Take a look at the clip of CNN's Anderson Cooper finding out the truth. He asks, "Where did you hear this?" and learns it came from inside the church, where the media was not allowed, and from which the previous erroneous information came. He's shocked and filled with disbelief, because, unlike ABC newsman Frank Reynolds, who really understood that "live" does not mean "repeating everything you hear as fact," Cooper knows he's not checking his facts carefully but just filling airtime until the truth comes out. Reynolds erupted on-air upon learning he had misreported the condition of President Reagan after the 1981 assassination attempt, shouting: "Let's get it straight so we can report this thing accurately."

Live correspondents today can engage with their subjects, as Cooper did with considerable success during Hurricane Katrina (indeed, it got Aaron Brown booted out of the main anchor chair at CNN, which Cooper took over, though he stands most of the time). When their "reporting" is belied by facts, however, it can be deeply embarrassing, which is some of what you saw in Cooper's dismay in the clip. He was thinking, "Oh, crap...." and Frank Reynold's rage was echoing in his memory, because today's live reports always happen in an environment that carries the reporter far away from the skepticism that allows news to filter fact from fiction.

Bloggers, too, wanted to believe in the miracle, even though there was no evidence to back it up. They repeated the "news" based on the same hearsay that the mainstream reporters did. As we talk about citizen journalism, we need to ensure that simply being a witness to events doesn't make someone the source of the truth about those events. A person standing on the opposite edge of a crowd from where a scuffle between police and protesters takes place knows a lot less than those close to the fight or those that take the time to interview a number of people involved in an effort to find out what happened and why.  

The journalistic process had already been suspended when the live crews showed up in Tallmansville.

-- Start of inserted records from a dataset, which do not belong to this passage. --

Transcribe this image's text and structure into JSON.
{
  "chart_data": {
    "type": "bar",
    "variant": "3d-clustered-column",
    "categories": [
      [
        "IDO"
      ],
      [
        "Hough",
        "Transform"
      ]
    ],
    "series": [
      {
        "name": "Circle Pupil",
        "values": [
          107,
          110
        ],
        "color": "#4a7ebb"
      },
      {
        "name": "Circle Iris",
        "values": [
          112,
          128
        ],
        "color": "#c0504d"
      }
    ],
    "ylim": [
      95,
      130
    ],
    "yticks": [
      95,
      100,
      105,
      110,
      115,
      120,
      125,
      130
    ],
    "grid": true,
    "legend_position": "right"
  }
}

The lesson here is not that journalism is broken, but that raw access to information is misleading, regardless who gets it first. Citizen journos need to keep firmly in mind that what they hope for is not what the audience needs to hear, that the facts are hard to get at. Organizing to establish broad coverage is going to be tough.

This will be a critical year for news, both professional and citizen-made. Veteran journalists see it coming, as do an eager and energized mass of folks with blogs and camera phones. I'd wager that the great moments in citizen journalism will come from those who take the time to think and investigate rather than those who were simply at the scene of events. The witnesses are critically important to getting the raw data, but the distilling of something like news will always take deliberation, whether a "professional" or an "amateur" is doing the work.